Why would one care about Fibre Bundles As a physics student I can easily understand the motivation for studying manifolds and why the definition looks the way it does, I only have to think of Minkowski space in GR. But for the life of me the notion of a fibre bundle seems highly unmotivated. Why would we want to talk about manifolds in this strange way? Why are we jumping through hoops and ladders to talk about a manifold locally as a product space of two things?
 A: When constructing or defining a mathematical object, you have to strike a certain balance: You want your object to be general enough to have lots of applications but structured enough to let you answer important questions.  Fiber bundles are very general (in the sense that many spaces can be viewed as fiber bundles) and very structured (in the sense that you glean a lot of information about maps into and out of a space which decomposes as a fiber bundle).

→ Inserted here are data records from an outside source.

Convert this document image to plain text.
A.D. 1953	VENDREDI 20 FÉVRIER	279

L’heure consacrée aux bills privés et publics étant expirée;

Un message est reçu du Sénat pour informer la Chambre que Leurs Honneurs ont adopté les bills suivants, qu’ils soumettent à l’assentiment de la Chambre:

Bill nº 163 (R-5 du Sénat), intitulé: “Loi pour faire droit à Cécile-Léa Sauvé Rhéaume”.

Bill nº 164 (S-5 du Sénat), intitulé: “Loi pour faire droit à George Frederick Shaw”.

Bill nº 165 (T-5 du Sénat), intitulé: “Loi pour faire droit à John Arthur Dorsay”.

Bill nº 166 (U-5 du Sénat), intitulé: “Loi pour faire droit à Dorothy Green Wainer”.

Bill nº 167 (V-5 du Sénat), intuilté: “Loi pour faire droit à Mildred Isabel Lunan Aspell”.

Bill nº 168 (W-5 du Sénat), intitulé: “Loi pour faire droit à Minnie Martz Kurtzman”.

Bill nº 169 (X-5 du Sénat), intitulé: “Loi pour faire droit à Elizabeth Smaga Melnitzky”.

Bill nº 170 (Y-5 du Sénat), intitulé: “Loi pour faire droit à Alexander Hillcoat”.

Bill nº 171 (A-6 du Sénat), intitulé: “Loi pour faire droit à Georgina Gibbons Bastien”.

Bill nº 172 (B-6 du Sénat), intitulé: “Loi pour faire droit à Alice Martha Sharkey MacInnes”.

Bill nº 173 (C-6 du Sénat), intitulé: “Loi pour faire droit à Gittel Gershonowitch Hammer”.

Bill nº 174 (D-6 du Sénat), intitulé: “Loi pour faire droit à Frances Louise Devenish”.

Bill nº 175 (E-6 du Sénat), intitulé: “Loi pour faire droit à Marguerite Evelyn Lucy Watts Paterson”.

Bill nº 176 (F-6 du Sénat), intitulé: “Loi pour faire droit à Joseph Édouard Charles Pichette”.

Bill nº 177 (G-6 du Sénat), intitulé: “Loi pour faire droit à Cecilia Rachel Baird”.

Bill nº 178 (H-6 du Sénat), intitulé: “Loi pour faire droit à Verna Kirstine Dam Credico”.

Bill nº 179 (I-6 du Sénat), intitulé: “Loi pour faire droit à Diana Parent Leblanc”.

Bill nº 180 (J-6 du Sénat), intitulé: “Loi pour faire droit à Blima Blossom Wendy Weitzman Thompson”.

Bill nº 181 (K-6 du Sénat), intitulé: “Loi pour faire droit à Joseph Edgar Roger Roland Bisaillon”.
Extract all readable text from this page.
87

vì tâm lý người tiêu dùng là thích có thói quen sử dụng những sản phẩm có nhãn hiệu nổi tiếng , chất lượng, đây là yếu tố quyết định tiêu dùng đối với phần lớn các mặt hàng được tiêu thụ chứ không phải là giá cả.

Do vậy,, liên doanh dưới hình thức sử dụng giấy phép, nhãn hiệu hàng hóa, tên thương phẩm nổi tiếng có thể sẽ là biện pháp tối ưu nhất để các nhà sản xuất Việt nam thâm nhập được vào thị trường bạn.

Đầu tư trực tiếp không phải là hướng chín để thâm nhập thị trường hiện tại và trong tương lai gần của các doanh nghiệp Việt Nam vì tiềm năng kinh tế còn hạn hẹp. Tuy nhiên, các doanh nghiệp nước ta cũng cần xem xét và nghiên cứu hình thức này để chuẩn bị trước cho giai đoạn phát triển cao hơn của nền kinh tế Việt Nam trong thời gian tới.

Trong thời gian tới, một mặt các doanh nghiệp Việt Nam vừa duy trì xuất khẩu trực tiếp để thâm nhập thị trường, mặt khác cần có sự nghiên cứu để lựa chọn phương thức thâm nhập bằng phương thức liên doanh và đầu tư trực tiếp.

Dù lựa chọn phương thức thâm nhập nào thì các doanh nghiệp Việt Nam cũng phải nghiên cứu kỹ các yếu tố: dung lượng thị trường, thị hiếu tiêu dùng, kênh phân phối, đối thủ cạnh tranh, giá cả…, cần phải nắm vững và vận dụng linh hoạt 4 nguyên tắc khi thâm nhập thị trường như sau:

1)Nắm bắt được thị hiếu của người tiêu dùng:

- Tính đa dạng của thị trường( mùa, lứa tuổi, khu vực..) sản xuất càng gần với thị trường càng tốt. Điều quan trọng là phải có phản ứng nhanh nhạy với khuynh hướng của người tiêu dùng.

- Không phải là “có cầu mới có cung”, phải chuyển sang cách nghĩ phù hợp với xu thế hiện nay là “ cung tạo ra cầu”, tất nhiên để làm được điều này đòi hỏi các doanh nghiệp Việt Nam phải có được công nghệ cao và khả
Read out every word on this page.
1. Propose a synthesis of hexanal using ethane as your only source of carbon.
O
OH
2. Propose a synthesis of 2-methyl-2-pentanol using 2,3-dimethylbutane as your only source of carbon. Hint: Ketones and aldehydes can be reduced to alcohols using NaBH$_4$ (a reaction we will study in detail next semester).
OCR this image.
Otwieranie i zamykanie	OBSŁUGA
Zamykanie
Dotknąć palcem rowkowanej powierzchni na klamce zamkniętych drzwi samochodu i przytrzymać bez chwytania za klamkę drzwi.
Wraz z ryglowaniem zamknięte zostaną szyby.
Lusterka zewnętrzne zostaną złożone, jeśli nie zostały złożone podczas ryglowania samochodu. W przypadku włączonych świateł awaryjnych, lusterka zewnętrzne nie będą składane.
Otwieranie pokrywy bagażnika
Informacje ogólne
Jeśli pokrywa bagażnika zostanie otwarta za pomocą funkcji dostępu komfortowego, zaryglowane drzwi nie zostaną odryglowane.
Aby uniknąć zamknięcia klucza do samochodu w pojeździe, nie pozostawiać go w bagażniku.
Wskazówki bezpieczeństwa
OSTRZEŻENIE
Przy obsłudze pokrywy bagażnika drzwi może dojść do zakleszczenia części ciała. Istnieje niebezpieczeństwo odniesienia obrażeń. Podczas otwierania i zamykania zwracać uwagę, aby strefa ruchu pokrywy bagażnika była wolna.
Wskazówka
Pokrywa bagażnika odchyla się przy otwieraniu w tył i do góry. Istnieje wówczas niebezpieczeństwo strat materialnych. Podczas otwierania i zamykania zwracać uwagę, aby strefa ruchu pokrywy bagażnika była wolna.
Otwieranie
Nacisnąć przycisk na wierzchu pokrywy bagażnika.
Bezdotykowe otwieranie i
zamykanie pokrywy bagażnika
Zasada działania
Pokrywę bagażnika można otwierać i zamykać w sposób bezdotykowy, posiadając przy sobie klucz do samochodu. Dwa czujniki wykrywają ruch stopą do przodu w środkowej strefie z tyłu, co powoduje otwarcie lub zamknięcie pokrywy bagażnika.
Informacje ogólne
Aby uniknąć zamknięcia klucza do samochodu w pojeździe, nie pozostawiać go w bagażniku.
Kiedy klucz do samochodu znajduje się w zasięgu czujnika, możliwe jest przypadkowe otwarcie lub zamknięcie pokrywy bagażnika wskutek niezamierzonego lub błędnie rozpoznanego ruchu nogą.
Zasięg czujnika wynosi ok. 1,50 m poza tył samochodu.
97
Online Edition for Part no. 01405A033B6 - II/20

As a physics student who has studied some GR, you can understand the importance of local coordinates.  Fiber bundles provide another sort of local picture, decomposing your space into subsets possessing a certain symmetry. More importantly, perhaps, they give you some idea about how these local pieces glue up to a global structure. For physicists, vector bundles (like the tangent bundle) are an especially rich source of useful fiber bundles. Physicists care a great deal about "connections" on bundles, which are ways to compare points in nearby fibers. For example, connections give a way to understand parallel transport in GR.  Also, much of classical mechanics can be formulated using the language of vector bundles.
When I switched from physics to math, it took me a while to appreciate that manifolds aren't simply spaces in which you should imagine some creature living.  They often represent some additional structure on another space, such as the space of "directions" on a manifold (i.e. tangent bundle) or a space whose elements are loops in a manifold.
A: Because then we don't have to worry ourselves with the nature of the ambient space; that is, the manifold needn't be embedded in a higher-dimensional space for us to talk about it.